WASHINGTON — SpaceX and Axiom Space could have only two opportunities this month to launch a non-public astronaut mission to the International Space Station before having to attend potentially several months before getting one other shot.
At a May 15 briefing, officials from the 2 firms in addition to NASA announced they’d accomplished a flight readiness review for the Ax-2 mission to the station, giving their approval to proceed with a May 21 launch. Liftoff of the Falcon 9 carrying the Crew Dragon spacecraft is scheduled for five:37 p.m. Eastern that day, establishing a docking May 22 at 9:30 a.m. Eastern.
That’s the first of two launch opportunities for the mission, with a backup launch date May 22. NASA officials said on the decision that if the mission doesn’t launch by May 22, they’d should wait until after a number of other missions scheduled to launch to the station.
“If we don’t get off by the twenty second, we’ll stand down with the Axiom 2 mission and switch our focus to the SpaceX-28 mission,” said Joel Montalbano, NASA ISS program manager, referring to a cargo Dragon mission currently scheduled to launch June 3. “Axiom, NASA and SpaceX will get together and search for the following best opportunity.”
That next best opportunity could possibly be months away. The present ISS manifest calls for the SpaceX cargo mission launching June 3 and remaining on the station a few month. It should be followed by the primary crewed flight of Boeing’s CST-100 Starliner, which Montalbano said stays on the right track for a July 21 launch. The subsequent crew rotation mission, Crew-7, is slated for later this summer, he added.
The organizations will even should work around use of Launch Complex 39A for other missions. That pad is the one one which can support each Dragon missions in addition to Falcon Heavy launches. Current manifests call for a Falcon Heavy launch for the U.S. Space Force in July, one other for EchoStar’s Jupiter-3 communications satellite in August, and NASA’s Psyche mission in October, which has a narrow launch window to succeed in its asteroid destination.
Delays in one other Falcon Heavy launch created the scheduled crunch for Ax-2. A Falcon Heavy launched Viasat’s ViaSat-3 Americas satellite April 30 after nearly two weeks of delays attributable to poor weather and technical issues. That delayed Ax-2, which had been scheduled to launch May 8.
The delay will even condense the Ax-2 mission.

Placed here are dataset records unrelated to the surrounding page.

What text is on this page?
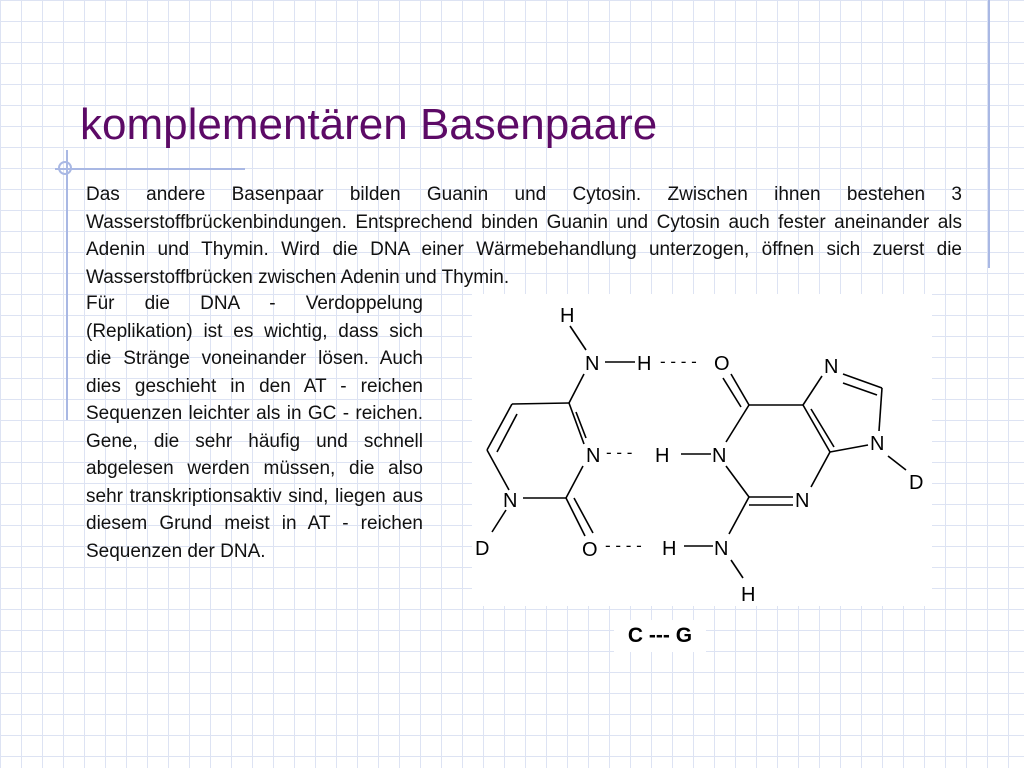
komplementären Basenpaare

Das andere Basenpaar bilden Guanin und Cytosin. Zwischen ihnen bestehen 3 Wasserstoffbrückenbindungen. Entsprechend binden Guanin und Cytosin auch fester aneinander als Adenin und Thymin. Wird die DNA einer Wärmebehandlung unterzogen, öffnen sich zuerst die Wasserstoffbrücken zwischen Adenin und Thymin.

Für die DNA - Verdoppelung (Replikation) ist es wichtig, dass sich die Stränge voneinander lösen. Auch dies geschieht in den AT - reichen Sequenzen leichter als in GC - reichen. Gene, die sehr häufig und schnell abgelesen werden müssen, die also sehr transkriptionsaktiv sind, liegen aus diesem Grund meist in AT - reichen Sequenzen der DNA.

H
N H
N
N
O
D
O
N
H
N
N
H
H
N
N
D
- - - -
- - -
- - - -
C --- G
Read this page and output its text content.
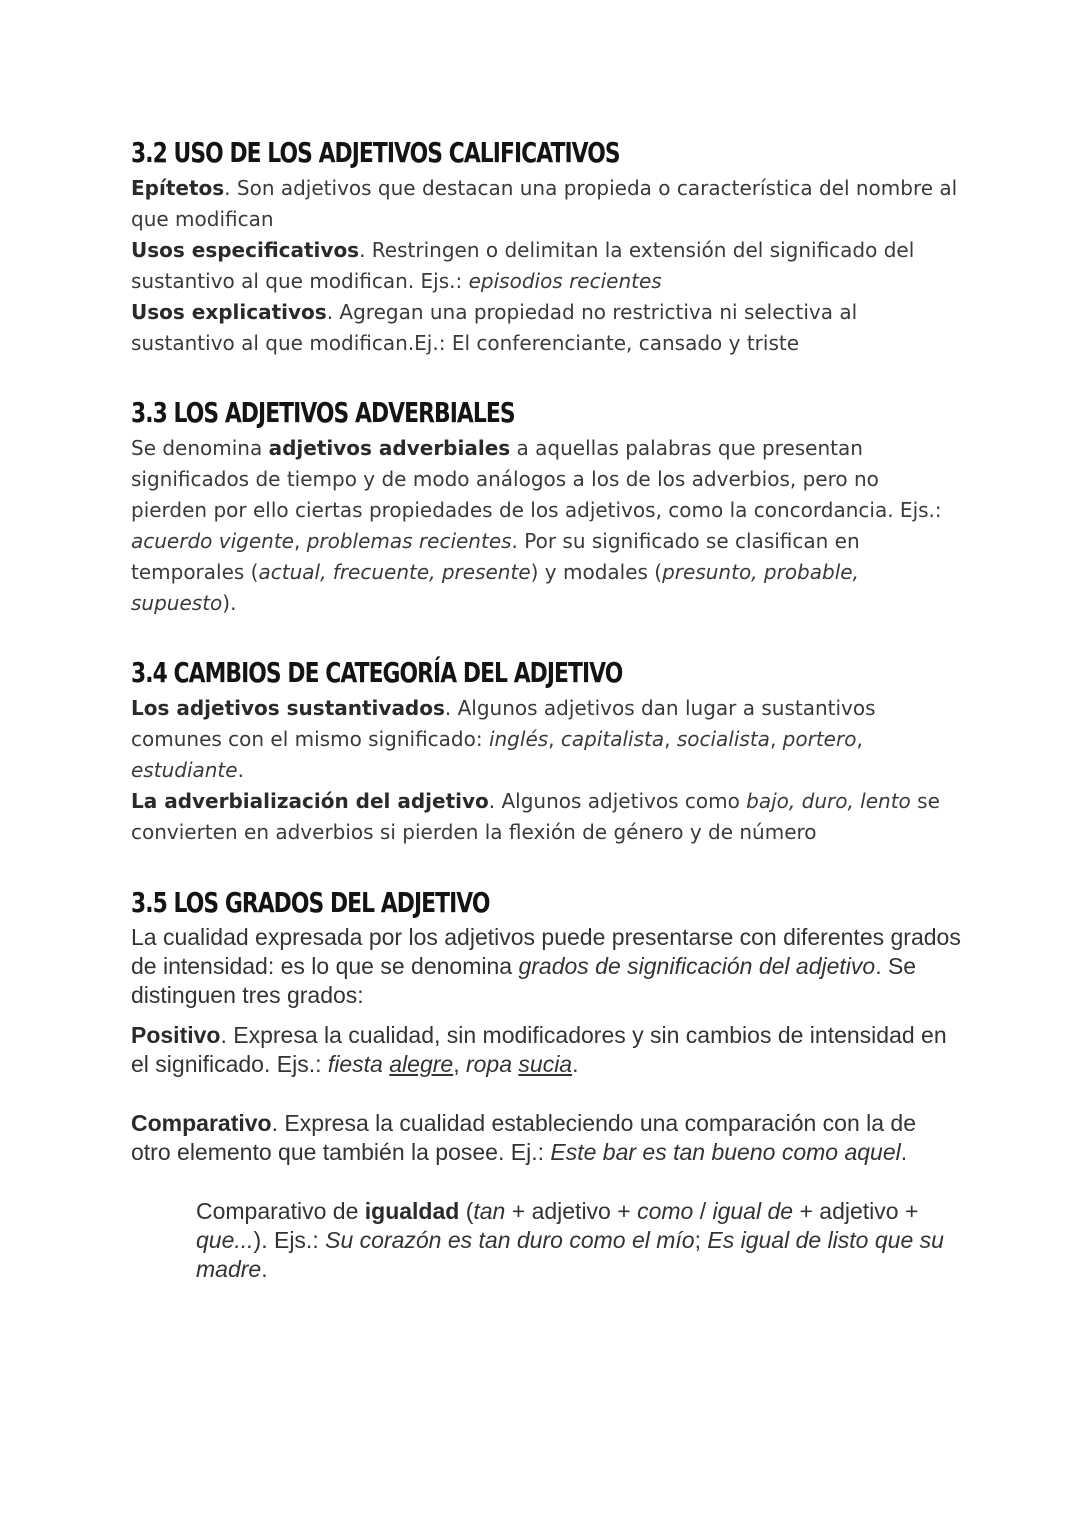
3.2 USO DE LOS ADJETIVOS CALIFICATIVOS

Epítetos. Son adjetivos que destacan una propieda o característica del nombre al que modifican

Usos especificativos. Restringen o delimitan la extensión del significado del sustantivo al que modifican. Ejs.: episodios recientes

Usos explicativos. Agregan una propiedad no restrictiva ni selectiva al sustantivo al que modifican.Ej.: El conferenciante, cansado y triste

3.3 LOS ADJETIVOS ADVERBIALES

Se denomina adjetivos adverbiales a aquellas palabras que presentan significados de tiempo y de modo análogos a los de los adverbios, pero no pierden por ello ciertas propiedades de los adjetivos, como la concordancia. Ejs.: acuerdo vigente, problemas recientes. Por su significado se clasifican en temporales (actual, frecuente, presente) y modales (presunto, probable, supuesto).

3.4 CAMBIOS DE CATEGORÍA DEL ADJETIVO

Los adjetivos sustantivados. Algunos adjetivos dan lugar a sustantivos comunes con el mismo significado: inglés, capitalista, socialista, portero, estudiante.

La adverbialización del adjetivo. Algunos adjetivos como bajo, duro, lento se convierten en adverbios si pierden la flexión de género y de número

3.5 LOS GRADOS DEL ADJETIVO

La cualidad expresada por los adjetivos puede presentarse con diferentes grados de intensidad: es lo que se denomina grados de significación del adjetivo. Se distinguen tres grados:

Positivo. Expresa la cualidad, sin modificadores y sin cambios de intensidad en el significado. Ejs.: fiesta alegre, ropa sucia.

Comparativo. Expresa la cualidad estableciendo una comparación con la de otro elemento que también la posee. Ej.: Este bar es tan bueno como aquel.

Comparativo de igualdad (tan + adjetivo + como / igual de + adjetivo + que...). Ejs.: Su corazón es tan duro como el mío; Es igual de listo que su madre.
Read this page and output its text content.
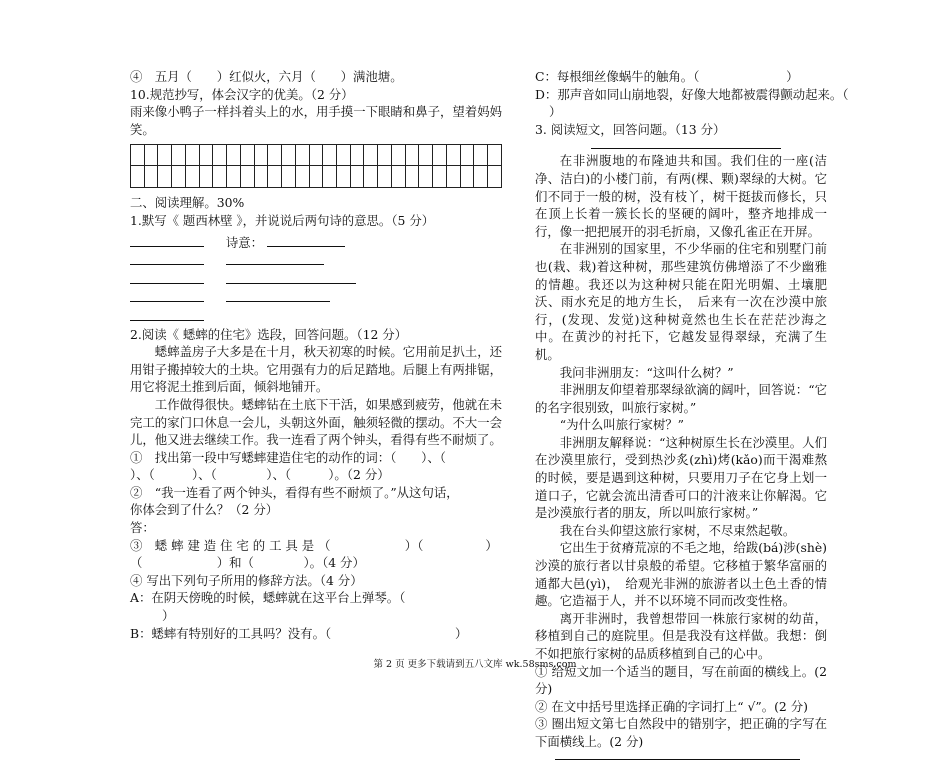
④　五月（　　）红似火，六月（　　）满池塘。
10.规范抄写，体会汉字的优美。（2 分）
雨来像小鸭子一样抖着头上的水，用手摸一下眼睛和鼻子，望着妈妈笑。
二、阅读理解。30%
1.默写《 题西林壁 》，并说说后两句诗的意思。（5 分）
诗意：

2.阅读《 蟋蟀的住宅》选段，回答问题。（12 分）
蟋蟀盖房子大多是在十月，秋天初寒的时候。它用前足扒土，还用钳子搬掉较大的土块。它用强有力的后足踏地。后腿上有两排锯，用它将泥土推到后面，倾斜地铺开。
工作做得很快。蟋蟀钻在土底下干活，如果感到疲劳，他就在未完工的家门口休息一会儿，头朝这外面，触须轻微的摆动。不大一会儿，他又进去继续工作。我一连看了两个钟头，看得有些不耐烦了。
①　找出第一段中写蟋蟀建造住宅的动作的词：（　　）、（
）、（　　　）、（　　　　）、（　　　）。（2 分）
②　“我一连看了两个钟头，看得有些不耐烦了。”从这句话，
你体会到了什么？（2 分）
答：
③　蟋 蟀 建 造 住 宅 的 工 具 是 （　　　　　　）（　　　　　）
（　　　　　　）和（　　　　）。（4 分）
④ 写出下列句子所用的修辞方法。（4 分）
A：在阴天傍晚的时候，蟋蟀就在这平台上弹琴。（
）
B：蟋蟀有特别好的工具吗？没有。（　　　　　　　　　　）
C：每根细丝像蜗牛的触角。（　　　　　　　）
D：那声音如同山崩地裂，好像大地都被震得颤动起来。（
）
3. 阅读短文，回答问题。（13 分）
在非洲腹地的布隆迪共和国。我们住的一座(洁净、洁白)的小楼门前，有两(棵、颗)翠绿的大树。它们不同于一般的树，没有枝丫，树干挺拔而修长，只在顶上长着一簇长长的坚硬的阔叶，整齐地排成一行，像一把把展开的羽毛折扇，又像孔雀正在开屏。
在非洲别的国家里，不少华丽的住宅和别墅门前也(栽、栽)着这种树，那些建筑仿佛增添了不少幽雅的情趣。我还以为这种树只能在阳光明媚、土壤肥沃、雨水充足的地方生长，　后来有一次在沙漠中旅行，(发现、发觉)这种树竟然也生长在茫茫沙海之中。在黄沙的衬托下，它越发显得翠绿，充满了生机。
我问非洲朋友：“这叫什么树？”
非洲朋友仰望着那翠绿欲滴的阔叶，回答说：“它的名字很别致，叫旅行家树。”
“为什么叫旅行家树？”
非洲朋友解释说：“这种树原生长在沙漠里。人们在沙漠里旅行，受到热沙炙(zhì)烤(kǎo)而干渴难熬的时候，要是遇到这种树，只要用刀子在它身上划一道口子，它就会流出清香可口的汁液来让你解渴。它是沙漠旅行者的朋友，所以叫旅行家树。”
我在台头仰望这旅行家树，不尽束然起敬。
它出生于贫瘠荒凉的不毛之地，给跋(bá)涉(shè) 沙漠的旅行者以甘泉般的希望。它移植于繁华富丽的通都大邑(yì)，　给观光非洲的旅游者以土色土香的情趣。它造福于人，并不以环境不同而改变性格。
离开非洲时，我曾想带回一株旅行家树的幼苗，移植到自己的庭院里。但是我没有这样做。我想：倒不如把旅行家树的品质移植到自己的心中。
① 给短文加一个适当的题目，写在前面的横线上。(2 分)
② 在文中括号里选择正确的字词打上“ √”。(2 分)
③ 圈出短文第七自然段中的错别字，把正确的字写在下面横线上。(2 分)
第 2 页 更多下载请到五八文库 wk.58sms.com
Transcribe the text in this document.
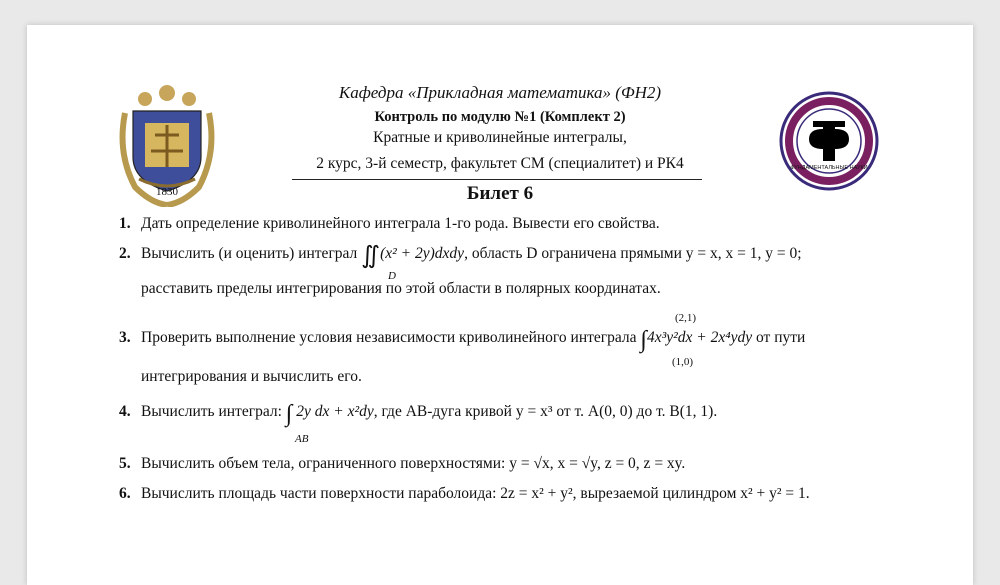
1830
ФУНДАМЕНТАЛЬНЫЕ НАУКИ
Кафедра «Прикладная математика» (ФН2)
Контроль по модулю №1 (Комплект 2)
Кратные и криволинейные интегралы,
2 курс, 3-й семестр, факультет СМ (специалитет) и РК4
Билет 6
1. Дать определение криволинейного интеграла 1-го рода. Вывести его свойства.
2. Вычислить (и оценить) интеграл ∬(x² + 2y)dxdy, область D ограничена прямыми y = x, x = 1, y = 0;
D
расставить пределы интегрирования по этой области в полярных координатах.
3. Проверить выполнение условия независимости криволинейного интеграла ∫4x³y²dx + 2x⁴ydy от пути
(2,1)
(1,0)
интегрирования и вычислить его.
4. Вычислить интеграл: ∫ 2y dx + x²dy, где AB-дуга кривой y = x³ от т. A(0, 0) до т. B(1, 1).
AB
5. Вычислить объем тела, ограниченного поверхностями: y = √x, x = √y, z = 0, z = xy.
6. Вычислить площадь части поверхности параболоида: 2z = x² + y², вырезаемой цилиндром x² + y² = 1.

Axiom Space originally planned to have the Dragon docked to the ISS for 10 days, but on the May 21 briefing officials disclosed that it had been shortened to eight days.
“With the intention to make the mission fit throughout the flow of activities that ISS has lined up, we made the joint decision to cut back the docked time to eight days,” said Derek Hassmann, chief of mission integration and operations at Axiom Space.
He said the corporate went through the activities planned for the mission and prioritized them, elevating research the four-person crew planned to conduct. “Ultimately, there was no impact to the research objectives,” he said. “There was some media outreach and other things that we desired to do but weren’t a high priority that were dropped.”
He noted later within the briefing, though, that the 2 astronauts from Saudi Arabia on Ax-2, Ali Alqarni and Rayyanah Barnawi, still had a “whole series of media events” scheduled in the course of the flight, particularly with students. They might be joined on the mission by commander Peggy Whitson, a former NASA astronaut, and John Shoffner, an American private astronaut who will function pilot of Ax-2.
There aren’t any technical issues that may preclude a May 21 launch, said Bill Gerstenmaier, vice chairman of construct and flight reliability at SpaceX. The schedule calls for a “dry dress” rehearsal with the crew on May 19, followed by a static-fire test of the Falcon 9.
The launch might be the primary crewed mission to try a booster landing back at Cape Canaveral’s Landing Zone 1, the previous Launch Complex 13, slightly than on a droneship within the Atlantic Ocean. “That was made available because we now have a little bit bit of additional Falcon performance,” he said. That’s preferred to a droneship landing because it removes weather conditions on the droneship as a launch constraint and makes it easier to get the booster ready for its next launch.
That extra performance emerged from the experience of launching Starlink satellites. “We’ve at all times had this sort of capability before. We just weren’t sure we’d at all times get the performance,” he explained. “The variety of Falcon flights we’ve flown have allowed us to say that performance is obtainable and could be used where it’s needed for use.” Returning the booster to the Cape might be standard on all future crewed launches, he added.